I will suggest four scenarios where different types of people would be desirable as candidates.
First, there's "whoever's rich and willing". Under this scenario, the business offers WBE to the highest bidder, presumably with the promise of immortality (and perhaps fame/notoriety: hey, the first human to be emulated!) as enticement. This would seem to presuppose that the company has managed to persuade the rest of the world that the emulation definitely will work as advertised, in spite of its hitherto lack of human testing. And/or it's a non-destructive procedure.
Second, there's the "whoever's craziest" scenario. Supposing it's a destructive process and--ex hypothesi--as yet untested on humans, the company might struggle to find anyone willing to undergo the procedure at all. In this case, I would expect mainly enthusiastic volunteers from LW who have followed the technology closely, possibly with a smattering of individuals diagnosed with terminal diseases (see also next scenario).
Third, there's the "humanitarian" (or, if you're cynical, the "cook up some good P.R.") scenario. Here, the company selects someone who is either (1) in need or (2) likely to contribute to humanity's betterment.
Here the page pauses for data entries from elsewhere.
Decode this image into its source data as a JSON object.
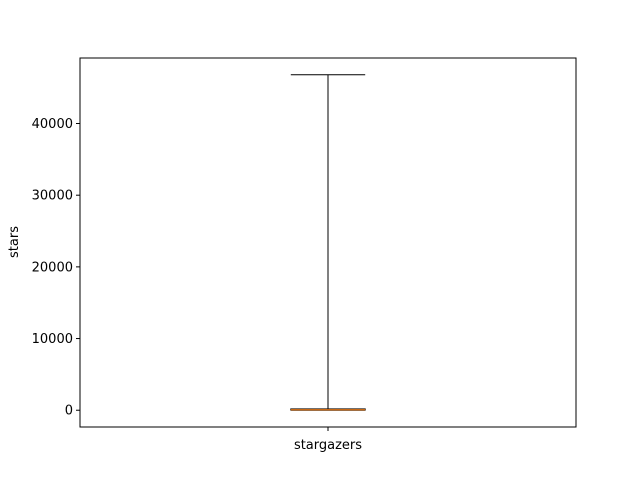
{
  "chart_data": {
    "type": "box",
    "title": "",
    "xlabel": "",
    "ylabel": "stars",
    "categories": [
      "stargazers"
    ],
    "ylim": [
      -2340,
      49140
    ],
    "yticks": [
      0,
      10000,
      20000,
      30000,
      40000
    ],
    "ytick_labels": [
      "0",
      "10000",
      "20000",
      "30000",
      "40000"
    ],
    "boxes": [
      {
        "name": "stargazers",
        "whisker_low": 0,
        "q1": 30,
        "median": 60,
        "q3": 180,
        "whisker_high": 46800
      }
    ],
    "colors": {
      "box": "#000000",
      "median": "#ff7f0e",
      "axes": "#000000"
    },
    "grid": false
  }
}
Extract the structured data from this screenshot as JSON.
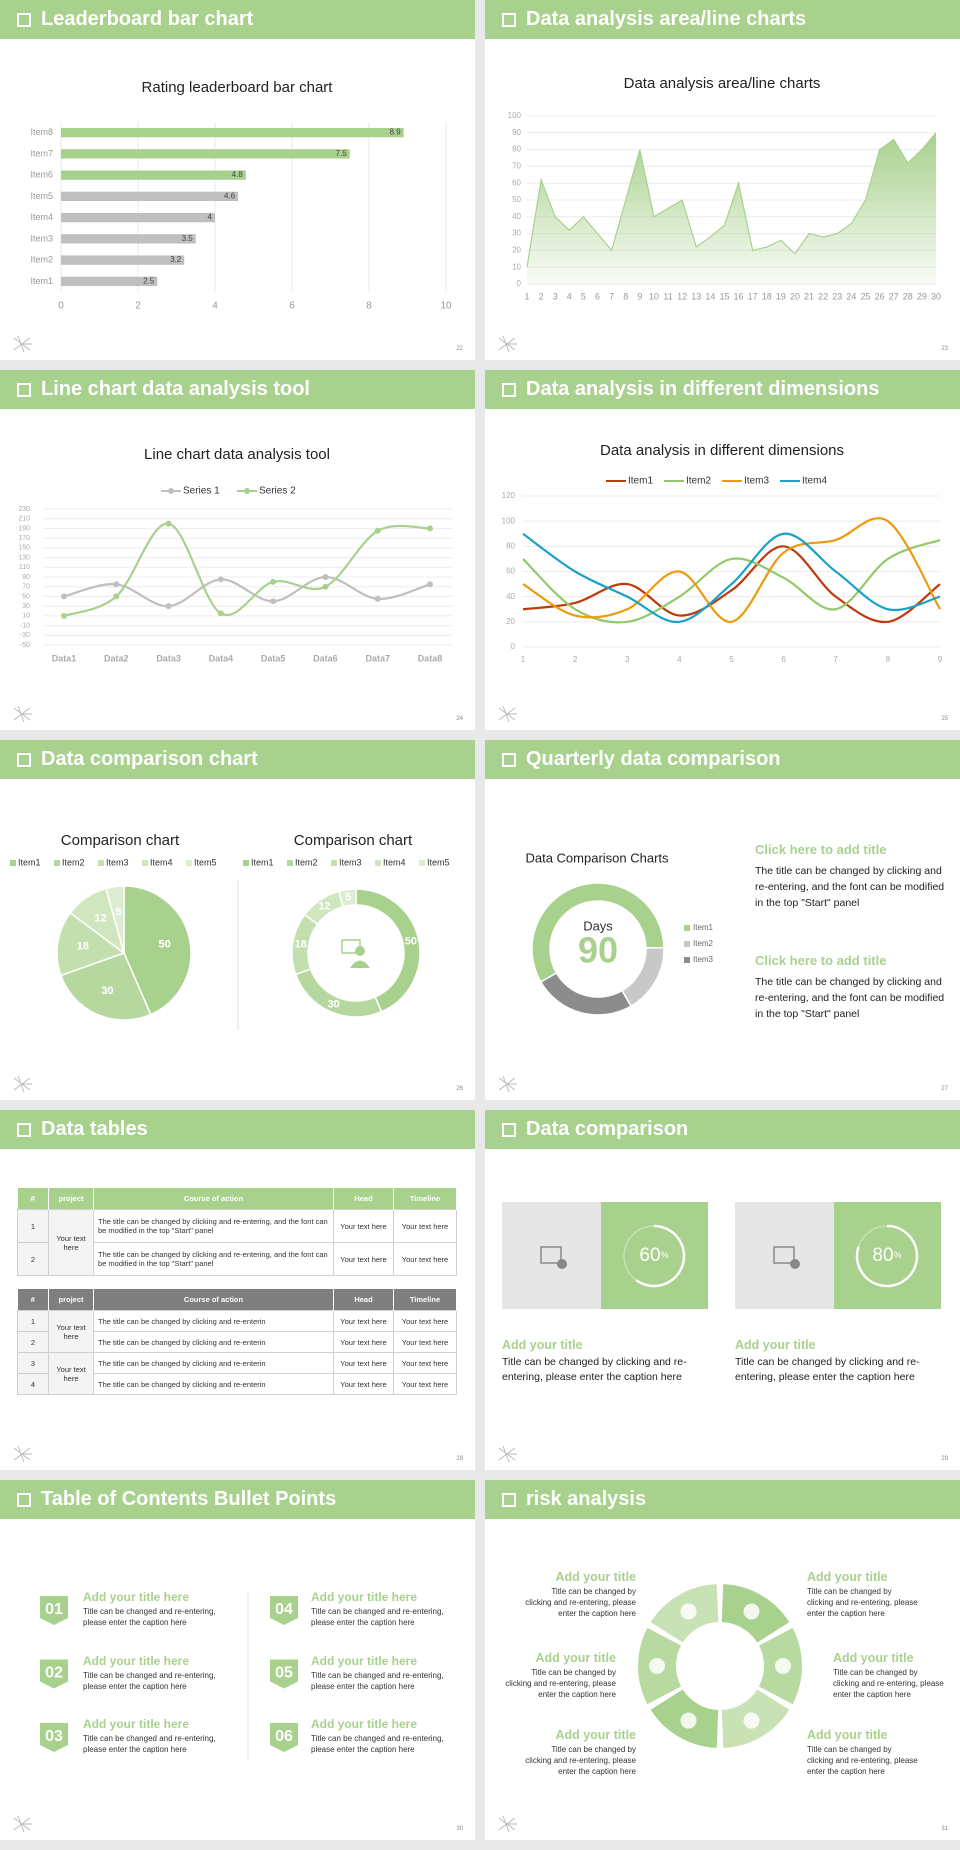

Good candidates might be a sympathy-garnering, photogenic child with an incurable disease, or an individual like Stephen Hawking, who has clearly proven to be a valuable scientific asset and is a well-known public figure--yet who is in the late stages of ALS.
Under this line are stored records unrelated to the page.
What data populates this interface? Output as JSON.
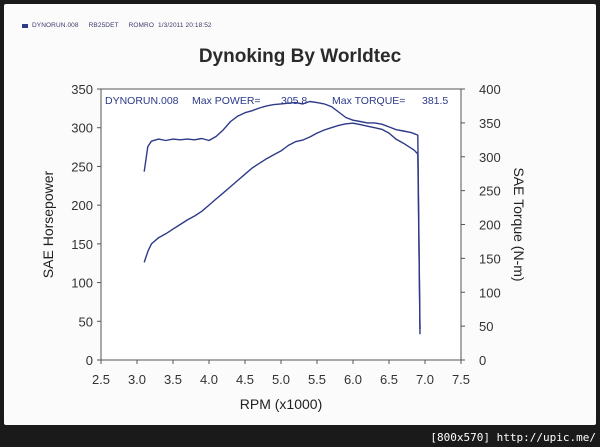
{
  "header": {
    "run": "DYNORUN.008",
    "engine": "RB25DET",
    "operator": "ROMRO",
    "datetime": "1/3/2011 20:18:52"
  },
  "title": "Dynoking By Worldtec",
  "footer": "[800x570] http://upic.me/",
  "colors": {
    "curve": "#2d3a88",
    "plot_bg": "#ffffff",
    "frame": "#555555"
  },
  "chart_data": {
    "type": "line",
    "title": "Dynoking By Worldtec",
    "xlabel": "RPM (x1000)",
    "ylabel": "SAE Horsepower",
    "y2label": "SAE Torque (N-m)",
    "xlim": [
      2.5,
      7.5
    ],
    "ylim": [
      0,
      350
    ],
    "y2lim": [
      0,
      400
    ],
    "xticks": [
      "2.5",
      "3.0",
      "3.5",
      "4.0",
      "4.5",
      "5.0",
      "5.5",
      "6.0",
      "6.5",
      "7.0",
      "7.5"
    ],
    "yticks": [
      "0",
      "50",
      "100",
      "150",
      "200",
      "250",
      "300",
      "350"
    ],
    "y2ticks": [
      "0",
      "50",
      "100",
      "150",
      "200",
      "250",
      "300",
      "350",
      "400"
    ],
    "annotation": {
      "run": "DYNORUN.008",
      "power_label": "Max POWER=",
      "power_value": "305.8",
      "torque_label": "Max TORQUE=",
      "torque_value": "381.5"
    },
    "series": [
      {
        "name": "SAE Horsepower",
        "axis": "left",
        "x": [
          3.1,
          3.15,
          3.2,
          3.3,
          3.4,
          3.5,
          3.6,
          3.7,
          3.8,
          3.9,
          4.0,
          4.1,
          4.2,
          4.3,
          4.4,
          4.5,
          4.6,
          4.7,
          4.8,
          4.9,
          5.0,
          5.1,
          5.2,
          5.3,
          5.4,
          5.5,
          5.6,
          5.7,
          5.8,
          5.9,
          6.0,
          6.1,
          6.2,
          6.3,
          6.4,
          6.5,
          6.6,
          6.7,
          6.8,
          6.85,
          6.9,
          6.93
        ],
        "y": [
          126,
          140,
          150,
          158,
          163,
          169,
          175,
          181,
          186,
          192,
          200,
          208,
          216,
          224,
          232,
          240,
          248,
          254,
          260,
          265,
          270,
          277,
          282,
          284,
          288,
          293,
          297,
          300,
          303,
          305,
          305.8,
          304,
          302,
          300,
          298,
          293,
          285,
          280,
          274,
          271,
          266,
          40
        ]
      },
      {
        "name": "SAE Torque (N-m)",
        "axis": "right",
        "x": [
          3.1,
          3.15,
          3.2,
          3.3,
          3.4,
          3.5,
          3.6,
          3.7,
          3.8,
          3.9,
          4.0,
          4.1,
          4.2,
          4.3,
          4.4,
          4.5,
          4.6,
          4.7,
          4.8,
          4.9,
          5.0,
          5.1,
          5.2,
          5.3,
          5.4,
          5.5,
          5.6,
          5.7,
          5.8,
          5.9,
          6.0,
          6.1,
          6.2,
          6.3,
          6.4,
          6.5,
          6.6,
          6.7,
          6.8,
          6.85,
          6.9,
          6.93
        ],
        "y": [
          278,
          315,
          323,
          326,
          324,
          326,
          325,
          326,
          325,
          327,
          324,
          330,
          340,
          352,
          360,
          365,
          368,
          372,
          375,
          377,
          378,
          379,
          380,
          378,
          381.5,
          380,
          378,
          374,
          366,
          358,
          354,
          352,
          350,
          350,
          348,
          344,
          340,
          338,
          336,
          334,
          332,
          38
        ]
      }
    ]
  }
}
Fourth and last, there's the "ideal worker" or "capitalism at its finest" scenario, inspired by Robin Hanson: here, the company might choose someone specifically because they anticipate that this individual will be a successful worker in a digital environment. Aside from the usual qualifications (punctual, dedicated, loyal, etc.), some extra pluses here would be someone with no existential compunctions about being switched on and off or about being split into temporary copies which would later be terminated after fulfilling their roles.
As an aside, when you're speaking of these embodied metaphors, I assume you have in mind the work of Lakoff and Johnson (and/or Lakoff and Núñez)?
I'm sympathetic to your expectation that a lack of embodiment might create a metaphor "mistranslation". But, I would expect that any deficits could be remedied either through virtual worlds or through technological replacements of sensory equipment. Traversing a virtual path in a virtual world should be just as good a source of metaphor/analogy as traversing a physical path in the physical world, no? Or if it weren't, then inhabiting a robotic body equipped with a camera and wheels could replace the body as well, for the purposes of learning/developing embodied metaphors.
What might be more interesting to me, albeit perhaps more speculative, is to wonder about the kinds of new metaphors that digital minds might develop that we corporeal beings might be fundamentally unable to grasp in quite the same way. (I'm reminded here of an XKCD comic about "what a seg-fault feels like".)